Those who have been waiting for the monetary policy issue to come to the forefront in this presidential campaign finally got the moment they have been waiting for this weekend during Jeb Bush's appearance on WMUR television in New Hampshire.
In response to a question from a voter about whether foreign currency manipulation had put American manufacturers at a disadvantage, Governor Bush turned the question around: "You can make a case that in the last few years, given our monetary policy, that we've been manipulating our currency," Governor Bush said. "We've never had a time where our central bank is just printing money like nobody's business. And that depreciates our currency. It lowers our interest rates and depreciates our currency."
Mr. Bush went on to talk about other ways to help American manufacturers and other businesses, including lower taxes, less restrictive regulations, and a better-educated skilled workforce.
The left-leaning site Vox conceded that "Bush's broader point is essentially right." It even conceded "easy monetary policy has likely made the dollar less valuable than it would otherwise be." So far, so good.
But Vox made two other points that were off. First, it claimed "the dollar didn't actually decline much at the height of the Fed's 'quantitative easing' policy between 2009 and 2013." It backed that up with a chart showing something called the "trade-weighted U.S. dollar index." Yet if you measure the price of a dollar in terms of how much gold it can buy, the depreciation is clear, as this chart shows. The dollar went from being able to buy about one 800th of an ounce of gold to being able to buy only a mere 1900th of an ounce.

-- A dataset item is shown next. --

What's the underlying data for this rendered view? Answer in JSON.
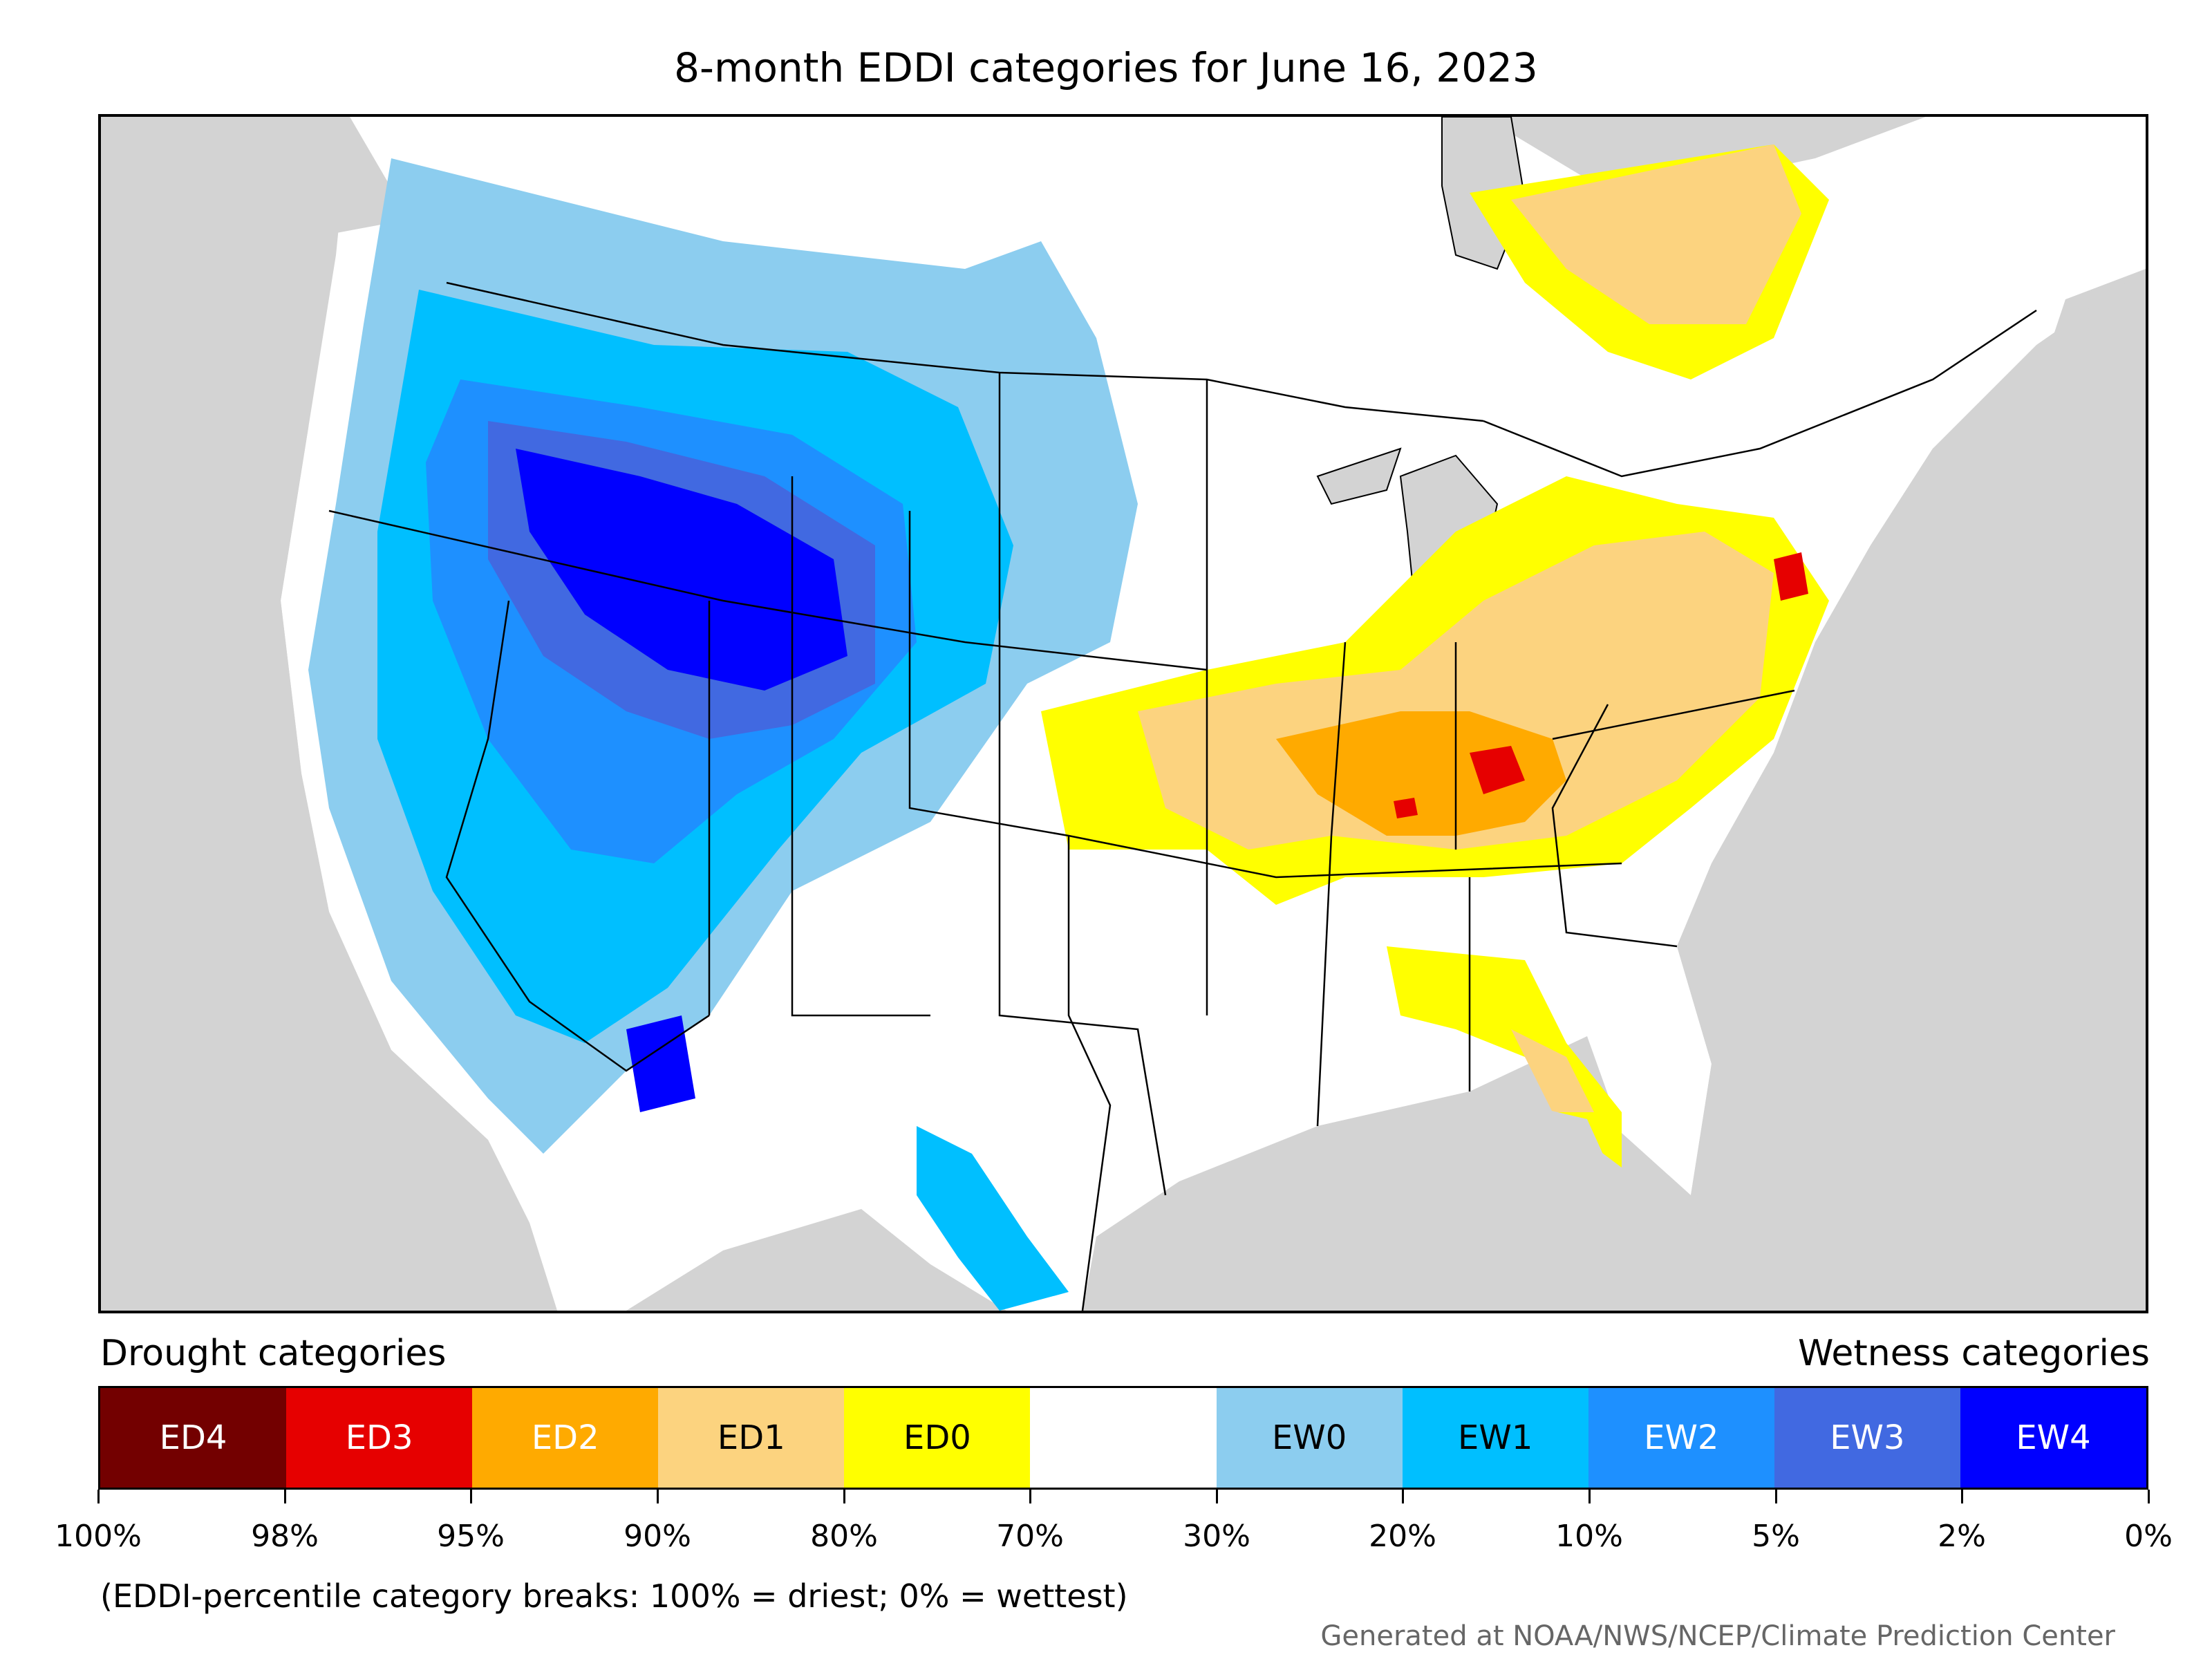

After the easing slowed, the dollar recovered some, but at a value of one 1200th of an ounce of gold, it's still worth nearly a third less than it was worth ten years ago.
Second, Vox claims "while devaluation is sometimes viewed as a zero-sum 'currency war,' the reality is that aggressive monetary easing can benefit everyone." Well, it "can." But it also frequently doesn't, as shown by a string of historical examples, from Venezuela in 2014 ("economic production has slowed and shortages of all types are widespread. Stores are often out of basic products such as dish soap or corn flour," the New York Times reported) to Weimar Germany, which ended badly for pretty much all concerned.
This is not an endorsement of a gold standard or a suggestion that Jeb Bush should endorse a gold standard or call for ending the Fed. But it is an encouragement for Mr. Bush and the other candidates to confront this issue on the campaign trail. A Fed with a balance sheet that has grown to $4.46 trillion today from $869 billion on August 8, 2007, raises significant issues about democratic accountability, risk, the value of the dollar, and the size of government. Talking about them on the campaign trail isn't improperly "politicizing" the Federal Reserve. It's providing a service by educating the electorate about the risks. And it's preparing the groundwork for a strong-dollar presidency, which, as Kennedy and Reagan both understood, is a key to economic growth.